More Seniors Plan to Use Online Pharmacies, Other Tech for Aging in Place

Retirees report they would rather age in place by utilizing technology and remodeling their homes then move into an assisted living facility.

Retirement Living conducted a study to discover where retirees see themselves living as they age — an assisted living facility or their own homes. Over 80% of respondents said they plan to age in place, with nearly 52% reporting they would hire a full-time or part-time caregiver if they could no longer care for themselves.

While many respondents were still unsure about how they’ll use technology to continuing living in their homes as they age, the data shows that seniors are learning more toward using technology as opposed to the “possibly” and “not at all” outlooks from 10 years ago, according to the report.


Nearly 54% of seniors reported they are “likely or very likely” to use online pharmacies. About 40% of respondent reported they would use medical alert systems and food delivery services.

Retirement Living asked survey respondents about six different modern technologies: medical alert systems, grocery and food delivery services, ride-sharing apps, activity monitoring systems, online pharmacies and stair lifts.

For some technology companies, more senior interest could mean big business opportunities. Startups working to combat social isolation and loneliness in seniors, such as Papa and Silvernest, could benefit from the increased interest.

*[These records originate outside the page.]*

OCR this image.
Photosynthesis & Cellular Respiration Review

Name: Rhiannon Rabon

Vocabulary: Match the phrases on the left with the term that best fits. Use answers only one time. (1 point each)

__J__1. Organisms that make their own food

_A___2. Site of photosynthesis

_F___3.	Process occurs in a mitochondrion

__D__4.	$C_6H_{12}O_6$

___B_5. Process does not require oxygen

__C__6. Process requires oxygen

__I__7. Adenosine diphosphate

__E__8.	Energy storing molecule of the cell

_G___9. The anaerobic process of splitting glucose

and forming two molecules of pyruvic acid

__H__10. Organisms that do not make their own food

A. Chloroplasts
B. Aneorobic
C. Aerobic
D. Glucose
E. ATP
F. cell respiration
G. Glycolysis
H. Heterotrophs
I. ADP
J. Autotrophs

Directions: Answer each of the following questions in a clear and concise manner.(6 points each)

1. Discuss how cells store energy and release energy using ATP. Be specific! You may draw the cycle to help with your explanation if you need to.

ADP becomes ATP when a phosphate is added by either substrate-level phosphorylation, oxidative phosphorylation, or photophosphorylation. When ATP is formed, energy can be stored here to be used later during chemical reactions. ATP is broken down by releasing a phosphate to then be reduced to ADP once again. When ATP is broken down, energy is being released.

Silvernest is a home-sharing app — similar in some ways to Airbnb — that pairs older adults with roommates. Through Papa, college students provide in-home services to seniors. Both these companies believe that they can help mitigate loneliness and isolation, which can compromise older adults’ health and wellbeing in serious ways.

As more people age, the future of the industry may be technology-forward in order to ease the workload of home health nurses and home care aides, according to experts.

While utilizing technology may allow for seniors to age in place, remodeling their home is also a huge factor.

Most retirees recognize the need for making home modifications, as making even small changes can create a more accessible environment for older adults.

Nearly 75% of people said they planned to make some sort of modification to their bathroom, such as installing grab bars and non-slip mats, according to the study. Around 30% of respondents also said they planned on making modifications to their bedroom and home exteriors.

The Universal Design Living Laboratory and the Living in Place Institute are among the U.S. organizations actively focused on remodeling and home design as solutions for aging in place.

More than 2,300 adults ages 50 and older participated in the study.